Cockroaches: Indestructible, and Instructive to Robot Makers - mfburnett
http://www.nytimes.com/2016/02/09/science/cockroaches-indestructible-and-instructive-to-robot-makers.html?ref=technology
======
mfburnett
"They can tolerate flattening not because the roach exoskeleton is soft, but
because it is composed of rigid plates connected by more flexible tissue. When
flattened, they resort to a kind of locomotion that hasn’t been studied
before, Dr. Full said."

Curious to hear from those with an expertise in robotics

------
hokkos
For another kind of robot roach here is a bio-electrical arduino connected
roach :
[https://backyardbrains.com/experiments/roboRoachSurgery](https://backyardbrains.com/experiments/roboRoachSurgery)

------
clairity
nature is so ingenious, i love it. (exo-)skeletons serve as both structure
(anchor points for muscles) and protection (absorb/transfer energy that would
otherwise rip up soft tissue). here, it's showing us that there is no reason
that exoskeletons have to be rigidly shaped to fulfill these two purposes.
this is a dynamic solution for a dynamic problem.
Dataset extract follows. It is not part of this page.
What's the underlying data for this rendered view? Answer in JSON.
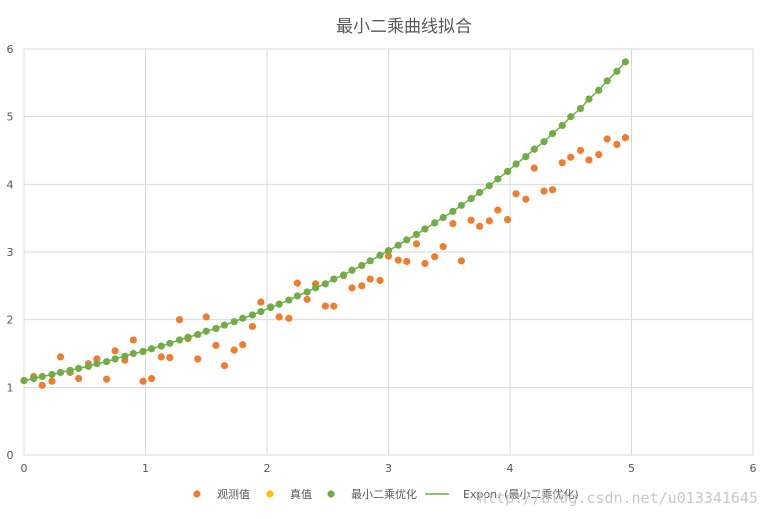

("full" disclosure: i did an internship with bob full many moons ago =)

another interesting place that we see this is in modeling locomotion itself.
our intuition tells us that it takes active control to walk or run, and that's
the way we try to build robots. but nature tries to leverage passive dynamics
as much as possible (see andy ruina's work in this area:
[http://ruina.tam.cornell.edu/](http://ruina.tam.cornell.edu/) ), and by doing
so, minimizes both active control and energy use.

------
arca_vorago
What fascinates me about insect exoskeleton evolution is how much they are
automatically dealing with the limitations of their surrounding physical
environment via physics of the exoskeleton itself.

------
SixSigma
Where indestructible means destructible.